Rezim junta militer Myanmar secara resmi mengumumkan pembubaran partai Liga Nasional untuk Demokrasi (National League for Democracy/NLD) pimpinan mantan pemimpin de facto, Aung San Suu Kyi. Keputusan tersebut diumumkan oleh komisi pemilihan umum pada Selasa (28/3), dengan alasan bahwa NLD tidak memenuhi kriteria terbaru untuk mengikuti pemilu.
Sebelumnya, Myawaddy TV yang dikelola negara mengumumkan bahwa 63 partai telah mendaftar di tingkat lokal atau nasional dan menamai 40 partai yang secara otomatis dibubarkan karena gagal mendaftar pada batas waktu Selasa.
UU Baru Junta Militer
Hal ini berkaitan dengan pemerintah militer mengeluarkan undang-undang baru untuk pendaftaran partai politik yang bertujuan untuk mempersulit kelompok oposisi untuk mengajukan tantangan serius terhadap kandidat favoritnya. Persyaratan yang ditetapkan seperti tingkat minimum keanggotaan dan kandidat serta jabatan sulit dipenuhi oleh partai mana pun tanpa dukungan tentara dan kroninya, terutama dalam suasana politik yang represif.
Undang-undang baru tersebut menyatakan bahwa partai politik yang sudah ada harus mendaftar ulang ke komisi pemilihan dalam waktu dua bulan setelah diberlakukan, yaitu paling lambat 28 Maret. Jika partai gagal mendaftar, maka akan dianggap “secara otomatis dibatalkan” dan dianggap bubar. Selain itu, partai juga harus menyerahkan propertinya kepada pemerintah jika dibubarkan atas kemauannya sendiri atau ketika pendaftarannya dibatalkan berdasarkan undang-undang.

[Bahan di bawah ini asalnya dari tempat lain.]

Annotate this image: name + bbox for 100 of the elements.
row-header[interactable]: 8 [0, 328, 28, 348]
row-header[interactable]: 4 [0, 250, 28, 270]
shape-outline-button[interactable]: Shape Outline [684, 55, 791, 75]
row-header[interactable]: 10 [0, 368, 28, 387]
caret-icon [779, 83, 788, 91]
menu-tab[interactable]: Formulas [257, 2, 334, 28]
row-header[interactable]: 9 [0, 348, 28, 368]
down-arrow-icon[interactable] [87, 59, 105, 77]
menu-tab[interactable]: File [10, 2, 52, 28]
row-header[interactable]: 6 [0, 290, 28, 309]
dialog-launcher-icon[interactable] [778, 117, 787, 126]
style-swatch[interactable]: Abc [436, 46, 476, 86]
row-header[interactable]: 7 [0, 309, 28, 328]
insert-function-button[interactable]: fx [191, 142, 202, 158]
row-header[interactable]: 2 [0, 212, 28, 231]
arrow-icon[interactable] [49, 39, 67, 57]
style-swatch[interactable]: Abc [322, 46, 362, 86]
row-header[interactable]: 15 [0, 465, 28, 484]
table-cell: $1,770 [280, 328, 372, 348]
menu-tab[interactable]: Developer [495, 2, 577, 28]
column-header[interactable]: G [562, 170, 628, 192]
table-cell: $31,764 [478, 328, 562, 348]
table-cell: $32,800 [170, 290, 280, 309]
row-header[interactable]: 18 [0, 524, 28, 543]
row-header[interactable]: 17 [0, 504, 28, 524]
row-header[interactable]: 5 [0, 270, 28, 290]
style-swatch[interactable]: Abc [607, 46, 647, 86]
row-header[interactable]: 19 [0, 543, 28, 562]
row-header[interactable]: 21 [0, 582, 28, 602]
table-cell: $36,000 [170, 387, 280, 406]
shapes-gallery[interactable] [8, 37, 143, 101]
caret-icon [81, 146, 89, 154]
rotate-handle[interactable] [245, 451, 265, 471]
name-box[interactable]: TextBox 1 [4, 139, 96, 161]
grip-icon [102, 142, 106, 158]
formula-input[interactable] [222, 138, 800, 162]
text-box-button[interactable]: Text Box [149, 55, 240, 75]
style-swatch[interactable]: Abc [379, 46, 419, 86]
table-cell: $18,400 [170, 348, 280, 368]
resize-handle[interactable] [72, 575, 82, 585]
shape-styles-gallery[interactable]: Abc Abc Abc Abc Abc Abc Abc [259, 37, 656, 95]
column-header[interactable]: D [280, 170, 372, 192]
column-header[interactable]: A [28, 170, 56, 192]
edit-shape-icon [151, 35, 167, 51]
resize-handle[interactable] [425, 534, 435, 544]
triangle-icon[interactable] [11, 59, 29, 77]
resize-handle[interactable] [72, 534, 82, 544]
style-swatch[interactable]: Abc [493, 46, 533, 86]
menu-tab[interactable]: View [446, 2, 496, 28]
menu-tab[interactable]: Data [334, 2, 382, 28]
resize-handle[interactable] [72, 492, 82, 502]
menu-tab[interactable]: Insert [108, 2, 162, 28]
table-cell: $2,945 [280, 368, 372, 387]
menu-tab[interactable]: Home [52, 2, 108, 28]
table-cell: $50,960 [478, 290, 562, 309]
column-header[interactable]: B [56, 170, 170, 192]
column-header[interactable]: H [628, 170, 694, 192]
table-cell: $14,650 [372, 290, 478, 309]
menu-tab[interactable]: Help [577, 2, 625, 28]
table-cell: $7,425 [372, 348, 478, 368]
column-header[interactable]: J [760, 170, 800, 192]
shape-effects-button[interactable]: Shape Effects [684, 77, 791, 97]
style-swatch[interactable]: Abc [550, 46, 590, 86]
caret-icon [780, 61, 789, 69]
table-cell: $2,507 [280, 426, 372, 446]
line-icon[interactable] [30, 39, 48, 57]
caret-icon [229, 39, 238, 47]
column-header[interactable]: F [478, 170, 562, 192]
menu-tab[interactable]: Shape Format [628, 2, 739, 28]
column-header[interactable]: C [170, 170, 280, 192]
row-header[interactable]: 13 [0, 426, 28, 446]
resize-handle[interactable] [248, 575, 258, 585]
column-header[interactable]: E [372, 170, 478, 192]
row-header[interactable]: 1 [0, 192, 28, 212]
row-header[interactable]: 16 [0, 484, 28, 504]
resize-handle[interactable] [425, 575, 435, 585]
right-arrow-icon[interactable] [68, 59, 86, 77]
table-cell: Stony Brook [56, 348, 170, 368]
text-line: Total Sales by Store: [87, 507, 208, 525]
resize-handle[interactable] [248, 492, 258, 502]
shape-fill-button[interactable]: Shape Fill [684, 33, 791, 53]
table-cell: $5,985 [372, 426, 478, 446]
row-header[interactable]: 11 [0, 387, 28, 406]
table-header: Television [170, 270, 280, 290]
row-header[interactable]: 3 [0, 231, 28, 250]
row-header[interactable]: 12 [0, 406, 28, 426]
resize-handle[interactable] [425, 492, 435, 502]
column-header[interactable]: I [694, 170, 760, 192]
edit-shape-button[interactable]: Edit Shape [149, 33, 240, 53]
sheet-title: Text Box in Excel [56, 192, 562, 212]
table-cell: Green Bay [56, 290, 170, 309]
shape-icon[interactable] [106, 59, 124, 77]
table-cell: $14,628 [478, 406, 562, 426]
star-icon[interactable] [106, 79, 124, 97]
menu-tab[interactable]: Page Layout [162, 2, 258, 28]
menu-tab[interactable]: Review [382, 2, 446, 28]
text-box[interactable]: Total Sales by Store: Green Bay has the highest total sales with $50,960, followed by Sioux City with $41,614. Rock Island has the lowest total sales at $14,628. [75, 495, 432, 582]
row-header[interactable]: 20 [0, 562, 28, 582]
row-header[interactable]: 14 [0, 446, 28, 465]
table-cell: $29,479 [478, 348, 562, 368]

Liga Nasional untuk Demokrasi menolak undang-undang tersebut hanya beberapa hari setelah diumumkan, menganggap pemilihan yang direncanakan oleh militer ilegal dan setara dengan “pemilihan palsu.” Mereka menyatakan bahwa setiap individu atau entitas yang bekerja sama dengan militer dalam pemilihan akan dianggap sebagai pengkhianat tingkat tinggi.

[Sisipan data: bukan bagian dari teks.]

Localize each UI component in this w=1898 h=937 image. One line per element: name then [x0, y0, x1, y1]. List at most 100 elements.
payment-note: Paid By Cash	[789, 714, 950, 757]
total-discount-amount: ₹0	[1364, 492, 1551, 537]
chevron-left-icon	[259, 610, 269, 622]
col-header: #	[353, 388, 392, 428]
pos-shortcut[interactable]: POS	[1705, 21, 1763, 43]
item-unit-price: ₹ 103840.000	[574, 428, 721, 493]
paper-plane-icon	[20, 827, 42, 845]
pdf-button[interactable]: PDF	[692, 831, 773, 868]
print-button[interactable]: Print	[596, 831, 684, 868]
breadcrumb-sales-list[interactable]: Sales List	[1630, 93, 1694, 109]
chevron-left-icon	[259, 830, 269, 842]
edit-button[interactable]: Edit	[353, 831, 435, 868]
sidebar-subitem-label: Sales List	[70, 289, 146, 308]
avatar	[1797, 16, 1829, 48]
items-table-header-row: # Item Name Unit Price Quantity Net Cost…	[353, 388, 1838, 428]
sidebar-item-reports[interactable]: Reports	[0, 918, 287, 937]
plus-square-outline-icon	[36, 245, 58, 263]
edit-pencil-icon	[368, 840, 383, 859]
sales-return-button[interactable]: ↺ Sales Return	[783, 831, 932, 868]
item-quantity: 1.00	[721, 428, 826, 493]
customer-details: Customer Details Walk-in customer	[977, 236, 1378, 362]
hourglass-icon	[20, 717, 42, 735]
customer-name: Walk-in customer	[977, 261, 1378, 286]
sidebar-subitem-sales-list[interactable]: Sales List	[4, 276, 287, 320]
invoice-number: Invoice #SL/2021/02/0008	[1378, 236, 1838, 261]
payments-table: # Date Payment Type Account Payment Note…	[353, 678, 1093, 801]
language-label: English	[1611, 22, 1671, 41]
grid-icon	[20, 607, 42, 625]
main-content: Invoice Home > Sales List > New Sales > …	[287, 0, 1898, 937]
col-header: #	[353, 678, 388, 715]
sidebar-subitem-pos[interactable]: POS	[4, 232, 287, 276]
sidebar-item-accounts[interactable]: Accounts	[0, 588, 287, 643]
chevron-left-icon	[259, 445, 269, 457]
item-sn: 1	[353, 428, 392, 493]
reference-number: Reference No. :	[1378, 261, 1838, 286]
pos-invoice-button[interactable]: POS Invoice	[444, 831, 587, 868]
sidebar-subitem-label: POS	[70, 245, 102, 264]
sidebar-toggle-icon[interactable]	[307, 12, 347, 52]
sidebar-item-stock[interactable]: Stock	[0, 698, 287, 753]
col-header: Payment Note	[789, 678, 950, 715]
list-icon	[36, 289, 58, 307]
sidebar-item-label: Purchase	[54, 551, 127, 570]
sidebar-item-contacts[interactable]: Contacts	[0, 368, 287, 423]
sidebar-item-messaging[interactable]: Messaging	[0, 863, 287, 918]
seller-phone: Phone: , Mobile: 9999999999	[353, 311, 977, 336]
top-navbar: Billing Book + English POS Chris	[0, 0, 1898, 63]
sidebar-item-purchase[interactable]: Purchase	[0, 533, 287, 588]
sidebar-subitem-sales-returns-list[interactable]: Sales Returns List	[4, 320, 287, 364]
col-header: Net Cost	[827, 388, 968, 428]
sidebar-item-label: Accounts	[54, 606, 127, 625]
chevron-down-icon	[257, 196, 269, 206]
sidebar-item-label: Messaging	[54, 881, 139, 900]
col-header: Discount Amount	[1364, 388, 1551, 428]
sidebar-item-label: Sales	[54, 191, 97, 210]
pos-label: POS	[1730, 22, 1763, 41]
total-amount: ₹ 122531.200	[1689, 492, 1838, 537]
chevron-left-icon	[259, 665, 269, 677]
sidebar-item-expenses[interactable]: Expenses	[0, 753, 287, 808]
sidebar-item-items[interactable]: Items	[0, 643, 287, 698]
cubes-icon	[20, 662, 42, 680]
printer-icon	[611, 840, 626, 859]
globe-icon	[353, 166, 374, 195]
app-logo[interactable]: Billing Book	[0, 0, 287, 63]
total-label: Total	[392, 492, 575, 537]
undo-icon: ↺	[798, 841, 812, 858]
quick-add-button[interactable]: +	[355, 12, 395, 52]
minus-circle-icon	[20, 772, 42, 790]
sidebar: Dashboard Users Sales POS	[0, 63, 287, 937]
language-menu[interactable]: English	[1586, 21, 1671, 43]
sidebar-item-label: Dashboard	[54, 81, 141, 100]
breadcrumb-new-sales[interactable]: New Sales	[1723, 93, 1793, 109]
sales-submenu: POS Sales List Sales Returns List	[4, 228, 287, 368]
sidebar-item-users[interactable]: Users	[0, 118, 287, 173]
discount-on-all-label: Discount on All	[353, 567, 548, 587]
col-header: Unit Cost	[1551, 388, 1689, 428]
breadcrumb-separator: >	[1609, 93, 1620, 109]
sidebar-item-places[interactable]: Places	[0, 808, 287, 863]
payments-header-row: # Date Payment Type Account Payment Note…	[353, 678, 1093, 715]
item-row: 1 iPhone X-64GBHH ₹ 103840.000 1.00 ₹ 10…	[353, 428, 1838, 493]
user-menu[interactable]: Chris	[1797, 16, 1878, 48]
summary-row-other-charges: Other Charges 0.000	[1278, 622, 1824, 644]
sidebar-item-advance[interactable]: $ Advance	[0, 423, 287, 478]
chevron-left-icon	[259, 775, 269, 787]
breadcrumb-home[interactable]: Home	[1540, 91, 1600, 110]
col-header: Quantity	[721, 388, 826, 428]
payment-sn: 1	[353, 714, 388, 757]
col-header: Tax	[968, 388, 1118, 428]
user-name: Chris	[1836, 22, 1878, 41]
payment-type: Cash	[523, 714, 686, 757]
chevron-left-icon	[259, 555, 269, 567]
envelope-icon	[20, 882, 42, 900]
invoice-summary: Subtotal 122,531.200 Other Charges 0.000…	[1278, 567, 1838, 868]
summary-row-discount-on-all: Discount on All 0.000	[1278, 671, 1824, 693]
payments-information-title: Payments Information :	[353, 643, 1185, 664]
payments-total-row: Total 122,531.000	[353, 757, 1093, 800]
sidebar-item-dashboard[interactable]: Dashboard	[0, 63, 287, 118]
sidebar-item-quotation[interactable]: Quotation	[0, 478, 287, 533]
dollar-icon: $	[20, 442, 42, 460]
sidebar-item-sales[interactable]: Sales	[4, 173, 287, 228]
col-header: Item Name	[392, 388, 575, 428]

Semakin mundurnya demokrasi di Myanmar?
Keputusan ini dianggap sebagai pukulan terhadap demokrasi di Myanmar, karena NLD dianggap sebagai partai pembawa demokrasi di negara tersebut. Suu Kyi mendirikan NLD pada 1988 dan partai ini langsung menang telak dalam pemilu pada 1990. Namun, junta militer menjegal dan membatalkan kemenangan NLD.

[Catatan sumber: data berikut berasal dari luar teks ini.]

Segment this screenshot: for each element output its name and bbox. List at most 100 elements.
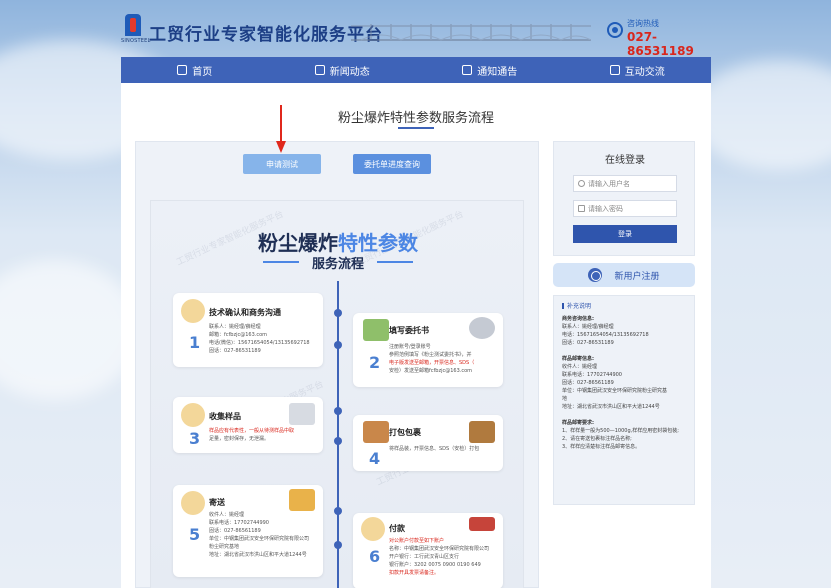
step-title: 收集样品 <box>209 412 241 421</box>
step-line: 名称：中钢集团武汉安全环保研究院有限公司 <box>389 546 490 552</box>
password-field[interactable]: 请输入密码 <box>573 200 677 217</box>
login-panel: 在线登录 请输入用户名 请输入密码 登录 <box>553 141 695 256</box>
notes-line: 1、样样量一般为500—1000g,样样应用密封袋包装; <box>562 428 679 434</box>
step-number: 3 <box>189 429 201 448</box>
notes-heading: 商务咨询信息: <box>562 316 595 322</box>
service-flow-panel: 申请测试 委托单进度查询 工贸行业专家智能化服务平台 工贸行业专家智能化服务平台… <box>135 141 539 588</box>
sidebar: 在线登录 请输入用户名 请输入密码 登录 <box>553 141 695 256</box>
package-icon <box>363 421 389 443</box>
bank-card-icon <box>469 517 495 531</box>
step-line: 开户银行：工行武汉青山区支行 <box>389 554 460 560</box>
step-line: 电子版发送至邮箱，开票信息、SDS（ <box>389 360 475 366</box>
form-icon <box>363 319 389 341</box>
title-underline <box>398 127 434 129</box>
poster-title: 粉尘爆炸特性参数 <box>151 227 525 256</box>
step-text: 将样品装，开票信息、SDS（安检）打包 <box>389 445 479 453</box>
step-text: 注册账号/登录账号 参照范例填写《粉尘测试委托书》，并 电子版发送至邮箱，开票信… <box>389 343 474 375</box>
step-line: 收件人：姚经理 <box>209 512 245 518</box>
step-line: 足量，密封保存，无泄漏。 <box>209 436 270 442</box>
home-icon <box>177 65 188 75</box>
nav-item-notices[interactable]: 通知通告 <box>416 57 564 83</box>
login-title: 在线登录 <box>605 155 645 166</box>
step-line: 固话：027-86561189 <box>209 528 261 534</box>
step-title: 技术确认和商务沟通 <box>209 308 281 317</box>
notes-line: 固话：027-86561189 <box>562 380 614 386</box>
step-line: 联系电话：17702744990 <box>209 520 269 526</box>
step-title: 打包包裹 <box>389 428 421 437</box>
supplementary-notes: 补充说明 商务咨询信息: 联系人：姚经理/薛经理 电话：15671654054/… <box>553 295 695 505</box>
notes-line: 联系人：姚经理/薛经理 <box>562 324 614 330</box>
notes-line: 固话：027-86531189 <box>562 340 614 346</box>
nav-item-label: 新闻动态 <box>329 66 370 78</box>
step-number: 6 <box>369 547 381 566</box>
sample-jars-icon <box>289 403 315 425</box>
lock-icon <box>578 205 585 212</box>
step-text: 样品应有代表性，一般从待测样品中取 足量，密封保存，无泄漏。 <box>209 427 294 443</box>
password-placeholder: 请输入密码 <box>588 204 623 213</box>
notes-line: 地址：湖北省武汉市洪山区和平大道1244号 <box>562 404 660 410</box>
apply-test-button[interactable]: 申请测试 <box>243 154 321 174</box>
nav-item-label: 互动交流 <box>624 66 665 78</box>
site-logo[interactable]: SINOSTEEL <box>121 14 151 46</box>
step-line: 参照范例填写《粉尘测试委托书》，并 <box>389 352 472 358</box>
timeline-dot <box>334 507 342 515</box>
nav-item-interaction[interactable]: 互动交流 <box>564 57 712 83</box>
business-person-icon <box>181 299 205 323</box>
order-progress-query-button[interactable]: 委托单进度查询 <box>353 154 431 174</box>
logo-subtext: SINOSTEEL <box>121 38 151 44</box>
step-line: 样品应有代表性，一般从待测样品中取 <box>209 428 295 434</box>
bridge-illustration <box>351 24 591 41</box>
action-buttons: 申请测试 委托单进度查询 <box>136 154 540 174</box>
payment-coin-icon <box>361 517 385 541</box>
background-cloud <box>0 260 140 400</box>
chat-icon <box>609 65 620 75</box>
delivery-truck-icon <box>181 491 205 515</box>
login-button[interactable]: 登录 <box>573 225 677 243</box>
timeline-dot <box>334 407 342 415</box>
logo-mark <box>125 14 141 36</box>
notes-heading: 样品邮寄信息: <box>562 356 595 362</box>
step-card-4: 打包包裹 4 将样品装，开票信息、SDS（安检）打包 <box>353 415 503 471</box>
notes-line: 地 <box>562 396 568 402</box>
step-line: 固话：027-86531189 <box>209 348 261 354</box>
poster-title-part: 粉尘爆炸 <box>258 231 338 255</box>
open-box-icon <box>469 421 495 443</box>
stamp-icon <box>469 317 495 339</box>
red-arrow-annotation <box>276 105 286 153</box>
username-field[interactable]: 请输入用户名 <box>573 175 677 192</box>
step-line: 注册账号/登录账号 <box>389 344 431 350</box>
timeline-dot <box>334 437 342 445</box>
timeline-dot <box>334 541 342 549</box>
step-line: 将样品装，开票信息、SDS（安检）打包 <box>389 446 480 452</box>
step-line: 邮箱：fcfbzjc@163.com <box>209 332 268 338</box>
background-cloud <box>690 60 831 170</box>
main-content: 粉尘爆炸特性参数服务流程 申请测试 委托单进度查询 工贸行业专家智能化服务平台 … <box>121 83 711 588</box>
hotline-label: 咨询热线 <box>627 19 659 28</box>
site-title: 工贸行业专家智能化服务平台 <box>149 25 383 45</box>
step-number: 2 <box>369 353 381 372</box>
service-flow-poster: 工贸行业专家智能化服务平台 工贸行业专家智能化服务平台 工贸行业专家智能化服务平… <box>150 200 524 588</box>
step-number: 4 <box>369 449 381 468</box>
step-number: 1 <box>189 333 201 352</box>
spoon-sample-icon <box>181 403 205 427</box>
nav-item-label: 通知通告 <box>477 66 518 78</box>
notes-line: 电话：15671654054/13135692718 <box>562 332 649 338</box>
step-line: 电话(微信)：15671654054/13135692718 <box>209 340 310 346</box>
register-icon <box>588 268 603 282</box>
step-card-2: 填写委托书 2 注册账号/登录账号 参照范例填写《粉尘测试委托书》，并 电子版发… <box>353 313 503 387</box>
phone-icon <box>607 22 623 38</box>
user-icon <box>578 180 585 187</box>
notice-icon <box>462 65 473 75</box>
hotline: 咨询热线 027-86531189 <box>607 18 711 58</box>
nav-item-news[interactable]: 新闻动态 <box>269 57 417 83</box>
poster-title-highlight: 特性参数 <box>338 231 418 255</box>
timeline-dot <box>334 309 342 317</box>
map-icon <box>289 489 315 511</box>
step-title: 填写委托书 <box>389 326 429 335</box>
nav-item-home[interactable]: 首页 <box>121 57 269 83</box>
step-line: 扣款开具发票请备注。 <box>389 570 440 576</box>
main-nav: 首页 新闻动态 通知通告 互动交流 <box>121 57 711 83</box>
step-line: 银行账户：3202 0075 0900 0190 649 <box>389 562 481 568</box>
register-button[interactable]: 新用户注册 <box>553 263 695 287</box>
news-icon <box>314 65 325 75</box>
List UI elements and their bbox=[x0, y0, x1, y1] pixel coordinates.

Setelah pemilu 2020, junta kembali membayangi pemerintahan NLD dengan menuding partai tersebut melakukan kecurangan. Junta mengudeta pemerintahan sipil Myanmar pada Februari 2020 dan menangkap sederet pejabat, termasuk Suu Kyi.
Sejak saat itu, warga Myanmar terus turun ke jalan dan disambut dengan tindakan keras aparat. Sementara itu, Suu Kyi masih mendekam di tahanan sembari menjalani proses peradilan yang dianggap sarat politik.
Menurut Richard Horsey, seorang penasihat senior untuk Myanmar di Crisis Group, jika pemilu dipaksakan dengan kekuatan militer, maka pemilihan umum nasional “akan menjadi yang paling berdarah dalam sejarah terbaru negara ini”.
Lebih lanjut, Horsey mengatakan bahwa “mayoritas penduduk dengan keras menentang untuk mengikuti pemilu guna melegitimasi kontrol politik militer, sehingga kita akan melihat kekerasan meningkat jika rezim mencoba memaksakan pemilihan, dan kelompok-kelompok perlawanan berusaha mengganggu mereka.”
Ia juga menambahkan bahwa “untuk mencegah eskalasi ini, aktor barat dan regional harus mengirimkan pesan bersama bahwa pemilihan umum adalah ilegal, dan menahan dukungan pemilihan”.
Horsey menyarankan agar pemerintah persatuan nasional, yang dibentuk oleh politisi dan aktivis terpilih untuk menentang junta, harus dengan tegas menentang serangan terhadap target pemilihan oleh kelompok-kelompok perlawanan.